Monday, April 3, 2023

Behind the Curtain

In case you are scratching your noggin over the title of this post we recently returned from a trip of almost two weeks through Eastern Europe.  

Formerly a satellite nation in the orbit of the Soviets; in 1993 Czechoslovakia separated peacefully into two new countries - the Czech Republic and Slovakia.  A great number of Slovaks were of the opinion that the country was too Prague-centric and a great number of Czechs felt they were subsidizing Slovakia.  Neither country garnered a popular majority supporting independence.  Nevertheless, the divorce was orchestrated by the Czech and Slovak prime ministers - Vaclav Klaus and Vladimir Meciar following the 1992 elections.

The German Democratic Republic (GDR), aka East Germany, was reunified with West Germany on October 3, 1990.  The GDR was neither a democracy nor a republic.  Another former satellite nation in the orbit of the Soviets, free elections were nonexistent.  Citizens were generally forbidden to travel and lived under the iron rule of a puppet state answerable to Soviet Russia.

The people I met in both the Czech Republic and formerly East Germany have now been freed of Soviet domination for three decades.  They do not speak fondly of the Communist Years nor do they harbor any fondness for their former Russian overlords.

The boundary that divided Europe into two spheres of influence for more than three generations following the end of the Second World War and the end of the Cold War in 1991 was metaphorically known as the Iron Curtain.  

The Iron Curtain was a symbol of the effort made by the Soviet Union to keep its satellite states from the influence of the decadent west.  Unintentionally, this became our trip behind what was previously on the other side of the iron curtain.

The front end of the trip began with several days in Prague and ended with several days in Berlin.  Before, after and in-between were plenty of sights to be seen, food to eaten and terrific adult beverages to be quaffed.  

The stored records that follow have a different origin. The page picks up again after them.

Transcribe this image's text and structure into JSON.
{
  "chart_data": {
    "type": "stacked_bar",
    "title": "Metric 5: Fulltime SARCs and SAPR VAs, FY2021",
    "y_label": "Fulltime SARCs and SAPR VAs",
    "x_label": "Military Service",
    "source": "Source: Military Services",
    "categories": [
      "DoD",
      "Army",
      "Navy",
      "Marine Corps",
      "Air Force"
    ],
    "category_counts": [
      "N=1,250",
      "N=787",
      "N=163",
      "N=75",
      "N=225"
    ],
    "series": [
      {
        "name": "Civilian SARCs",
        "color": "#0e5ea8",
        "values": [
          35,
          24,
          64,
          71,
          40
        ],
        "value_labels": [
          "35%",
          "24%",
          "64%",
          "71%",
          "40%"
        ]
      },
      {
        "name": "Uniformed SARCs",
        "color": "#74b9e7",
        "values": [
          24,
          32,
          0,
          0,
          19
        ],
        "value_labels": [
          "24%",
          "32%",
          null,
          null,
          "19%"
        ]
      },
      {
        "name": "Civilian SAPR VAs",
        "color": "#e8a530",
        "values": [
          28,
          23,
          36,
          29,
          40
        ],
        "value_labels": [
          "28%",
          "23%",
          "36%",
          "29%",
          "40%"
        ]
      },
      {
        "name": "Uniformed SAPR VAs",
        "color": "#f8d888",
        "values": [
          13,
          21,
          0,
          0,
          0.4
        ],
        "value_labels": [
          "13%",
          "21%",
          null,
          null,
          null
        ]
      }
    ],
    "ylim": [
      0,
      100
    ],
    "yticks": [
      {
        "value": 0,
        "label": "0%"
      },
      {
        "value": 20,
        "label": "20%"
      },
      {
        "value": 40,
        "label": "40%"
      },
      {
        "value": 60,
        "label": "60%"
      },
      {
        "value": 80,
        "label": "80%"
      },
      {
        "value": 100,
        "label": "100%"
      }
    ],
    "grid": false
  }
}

Speaking of which, if you've ever consumed an imported Pilsner Urquell from a green glass bottle in the states you might comment that it is a good beer.  Highly-hopped, almost to the point of skunkiness, nevertheless a good beer.


Pilsner Urquell served from the tap is milder, full-bodied yet mellow and delicious.  Of course, I would say the same thing about Guinness stout in Ireland.  A Guinness consumed in the shadow of the brewery is better.  But I am biased.  And I digress.

Czech cooking famously features pork, duck and chicken, cabbage and various dumplings swimming in delicious gravy.

One Czech Koruna is worth about .046 USD.  500 Koruna is worth about $23 and a mug of delicious Czech pils will set you back about 5 CZK.  The Czech Republic is both a member of the EU and NATO but does maintain its own currency.

If you fetch a couple thousand CZK from the ATM at a bank you'll feel like a high roller.  Live it-up as the exchange rate is in your favor.

And don't sweat deciphering the bill after dinner.  Learn a little Czech to match a little English.  The rest is gestures. 

Pro Tip: Euros and American dollars are readily accepted.